Обои, когда-то голубые в белую полоску, посерели от сырости, а кое-где и отслоились. По одной стене висели выцветшие иллюстрации к сказкам Андерсена: стойкий оловянный солдатик на каминной полке, девочка в красных башмачках, русалочка, оплакивающая свою судьбу. Пахло плесенью и пылью, комната казалась давно покинутой обителью каких-то призрачных детей.
У закопченного камина стояло кожаное кресло, сводчатые окна выходили во двор: если влезть на потемневший деревянный диванчик у окна и высунуться подальше, увидишь двух бронзовых львов на изъеденных временем и непогодой постаментах, они внимательно глядят на раскинувшееся в соседней долине кладбище.
У окна коротал свои дни потрепанный конь-качалка: статный, серый в яблоках жеребец с добрыми черными глазами, которые – я была уверена – светятся благодарностью, когда я вытираю с него пыль. Рядом с ним, бок о бок, сидел Реверли.

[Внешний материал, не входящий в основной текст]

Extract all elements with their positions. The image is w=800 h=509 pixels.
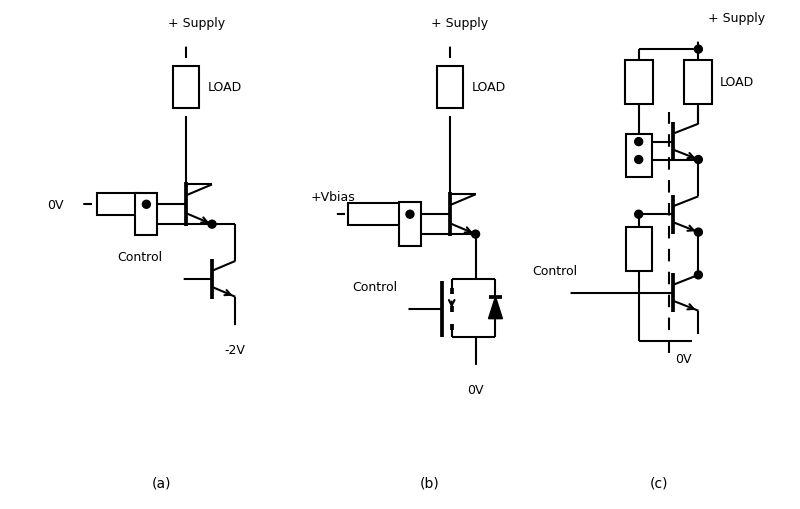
Bar bbox=[437, 67, 462, 108]
Text: -2V: -2V bbox=[225, 343, 246, 356]
Circle shape bbox=[634, 156, 642, 164]
Bar bbox=[626, 228, 652, 271]
Circle shape bbox=[172, 274, 182, 285]
Text: Control: Control bbox=[532, 265, 578, 278]
Circle shape bbox=[634, 138, 642, 146]
Text: 0V: 0V bbox=[46, 199, 63, 211]
Text: + Supply: + Supply bbox=[431, 17, 488, 30]
Bar bbox=[685, 61, 712, 105]
Text: (b): (b) bbox=[420, 476, 440, 490]
Bar bbox=[625, 61, 653, 105]
Text: Control: Control bbox=[117, 251, 162, 264]
Text: 0V: 0V bbox=[467, 383, 484, 396]
Circle shape bbox=[558, 288, 570, 299]
Circle shape bbox=[444, 36, 455, 46]
Text: (c): (c) bbox=[650, 476, 668, 490]
Circle shape bbox=[694, 46, 702, 54]
Text: Control: Control bbox=[352, 281, 398, 294]
Polygon shape bbox=[489, 297, 502, 319]
Circle shape bbox=[694, 271, 702, 279]
Circle shape bbox=[694, 229, 702, 237]
Circle shape bbox=[634, 211, 642, 219]
Circle shape bbox=[694, 156, 702, 164]
Circle shape bbox=[325, 209, 336, 220]
Circle shape bbox=[230, 326, 241, 337]
Text: +Vbias: +Vbias bbox=[310, 190, 355, 204]
Text: + Supply: + Supply bbox=[167, 17, 225, 30]
Circle shape bbox=[472, 231, 479, 239]
Circle shape bbox=[694, 337, 702, 345]
Bar bbox=[97, 194, 141, 216]
Circle shape bbox=[208, 221, 216, 229]
Circle shape bbox=[693, 335, 704, 346]
Text: LOAD: LOAD bbox=[472, 81, 506, 94]
Circle shape bbox=[397, 304, 407, 315]
Circle shape bbox=[470, 366, 481, 377]
Text: (a): (a) bbox=[151, 476, 171, 490]
Bar bbox=[174, 67, 199, 108]
Text: + Supply: + Supply bbox=[708, 12, 766, 25]
Bar bbox=[626, 134, 652, 178]
Bar bbox=[399, 203, 421, 246]
Circle shape bbox=[406, 211, 414, 219]
Text: 0V: 0V bbox=[675, 352, 692, 365]
Text: LOAD: LOAD bbox=[720, 76, 754, 89]
Circle shape bbox=[142, 201, 150, 209]
Circle shape bbox=[71, 200, 82, 210]
Bar bbox=[135, 194, 158, 236]
Text: LOAD: LOAD bbox=[208, 81, 242, 94]
Bar bbox=[348, 204, 400, 225]
Circle shape bbox=[693, 31, 704, 42]
Circle shape bbox=[181, 36, 192, 46]
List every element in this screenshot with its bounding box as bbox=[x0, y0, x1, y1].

Огромный черный пес, любимец маленького лорда Эшбери, погиб, угодив лапой в лисий капкан. Чучельник, как мог, постарался замаскировать рану, но полностью скрыть повреждения так и не удалось. Во время уборки я обычно накидывала на Реверли тряпку, и тогда можно было почти поверить, что он не сидит тут, в комнате, глядя на меня тусклыми стеклянными глазами и скрывая дыру под заплатой.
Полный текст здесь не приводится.